6話
むつは顔を隠すように腕を乗せている。菜々は、ちらっとむつを見たがすぐに視線を反らした。
「それで先輩は?」
「無事だよ…たぶん」
「たぶんって何でよ?一緒に居たんでしょ?何で分からないのよ」
菜々のイラついたような声を聞いて、むつはどこまで話そうか悩んだ。牧師であるノアの事は黙っていた方が良いような気がしていたのだ。

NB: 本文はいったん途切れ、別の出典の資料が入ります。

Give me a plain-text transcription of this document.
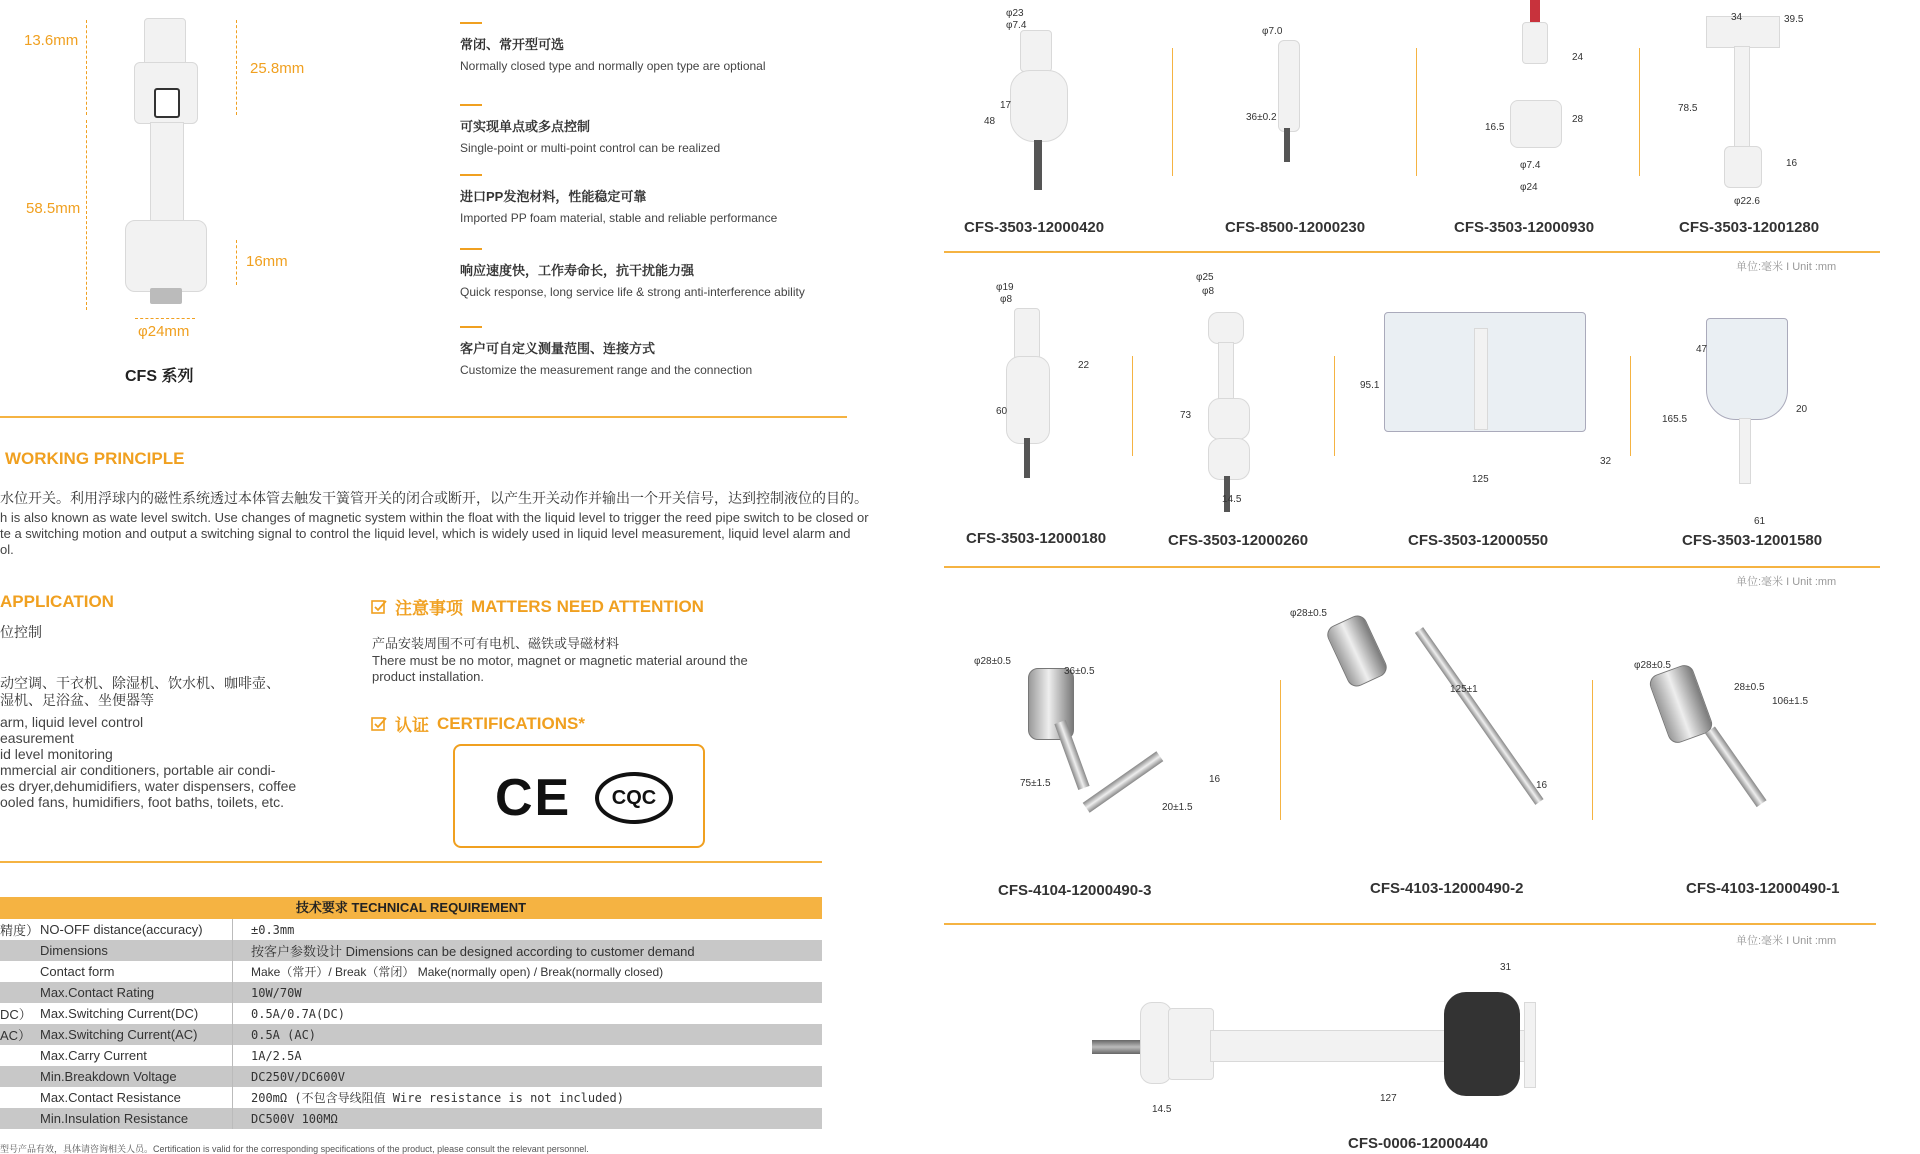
13.6mm
25.8mm
58.5mm
16mm
φ24mm
CFS 系列
常闭、常开型可选
Normally closed type and normally open type are optional
可实现单点或多点控制
Single-point or multi-point control can be realized
进口PP发泡材料，性能稳定可靠
Imported PP foam material, stable and reliable performance
响应速度快，工作寿命长，抗干扰能力强
Quick response, long service life & strong anti-interference ability
客户可自定义测量范围、连接方式
Customize the measurement range and the connection
WORKING PRINCIPLE
水位开关。利用浮球内的磁性系统透过本体管去触发干簧管开关的闭合或断开，以产生开关动作并输出一个开关信号，达到控制液位的目的。
h is also known as wate level switch. Use changes of magnetic system within the float with the liquid level to trigger the reed pipe switch to be closed or
te a switching motion and output a switching signal to control the liquid level, which is widely used in liquid level measurement, liquid level alarm and
ol.
APPLICATION
位控制
动空调、干衣机、除湿机、饮水机、咖啡壶、
湿机、足浴盆、坐便器等
arm, liquid level control
easurement
id level monitoring
mmercial air conditioners, portable air condi-
es dryer,dehumidifiers, water dispensers, coffee
ooled fans, humidifiers, foot baths, toilets, etc.
注意事项 MATTERS NEED ATTENTION
产品安装周围不可有电机、磁铁或导磁材料
There must be no motor, magnet or magnetic material around the
product installation.
认证 CERTIFICATIONS*
CE	CQC
技术要求 TECHNICAL REQUIREMENT
精度）	NO-OFF distance(accuracy)	±0.3mm
	Dimensions	按客户参数设计 Dimensions can be designed according to customer demand
	Contact form	Make（常开）/ Break（常闭） Make(normally open) / Break(normally closed)
	Max.Contact Rating	10W/70W
DC）	Max.Switching Current(DC)	0.5A/0.7A(DC)
AC）	Max.Switching Current(AC)	0.5A (AC)
	Max.Carry Current	1A/2.5A
	Min.Breakdown Voltage	DC250V/DC600V
	Max.Contact Resistance	200mΩ (不包含导线阻值 Wire resistance is not included)
	Min.Insulation Resistance	DC500V 100MΩ
型号产品有效，具体请咨询相关人员。Certification is valid for the corresponding specifications of the product, please consult the relevant personnel.
φ23
φ7.4
17
48
CFS-3503-12000420
φ7.0
36±0.2
CFS-8500-12000230
24
28
16.5
φ7.4
φ24
CFS-3503-12000930
34	39.5
78.5
16
φ22.6
CFS-3503-12001280
单位:毫米 I Unit :mm
φ19
φ8
22
60
CFS-3503-12000180
φ25
φ8
73
14.5
CFS-3503-12000260
95.1
125
32
CFS-3503-12000550
47
165.5
20
61
CFS-3503-12001580
单位:毫米 I Unit :mm
φ28±0.5
36±0.5
75±1.5	16
20±1.5
CFS-4104-12000490-3
φ28±0.5
125±1
16
CFS-4103-12000490-2
φ28±0.5
28±0.5
106±1.5
CFS-4103-12000490-1
单位:毫米 I Unit :mm
31
127
14.5
CFS-0006-12000440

「…手当てして貰ったの、とある人にね。朝方まで一緒だったけど、その時までしか知らない。あたしは誰かに見られて怪しまれると困るでしょ?一応、生徒だもん。だから、明るくなる前にここに戻ってきたから」
「電話とかしてみたら良いでしょ?何を気にしてんの?責任感じてるわけ?いっちょまえに」
「ほっとけ…責任って言うか、まぁそうだね。巻き込んだ気がするから…手当て出来る人居なかったら、あの出血じゃ助からなかったかもって思うし」
むつは、はぁーっと溜め息をついてうつ伏せになった。そして、菜々の腰の辺りに額をぐりぐりと押し付けた。
「なぁによ‼もぅ気持ち悪い‼」
「うるせぇよ‼悩んでんだよ、どーしたら良いのか分かんないんだから」
「ばっか‼連絡しなさいよ‼携帯‼」
「どっかいった」
「木戸さん、むつの携帯探してちょうだい」
壁際に立っていた玲子は、菜々に言われるとベッドの回りや机の上を見た。そして、ベッドの下に落ちていた携帯を見付けると菜々に渡した。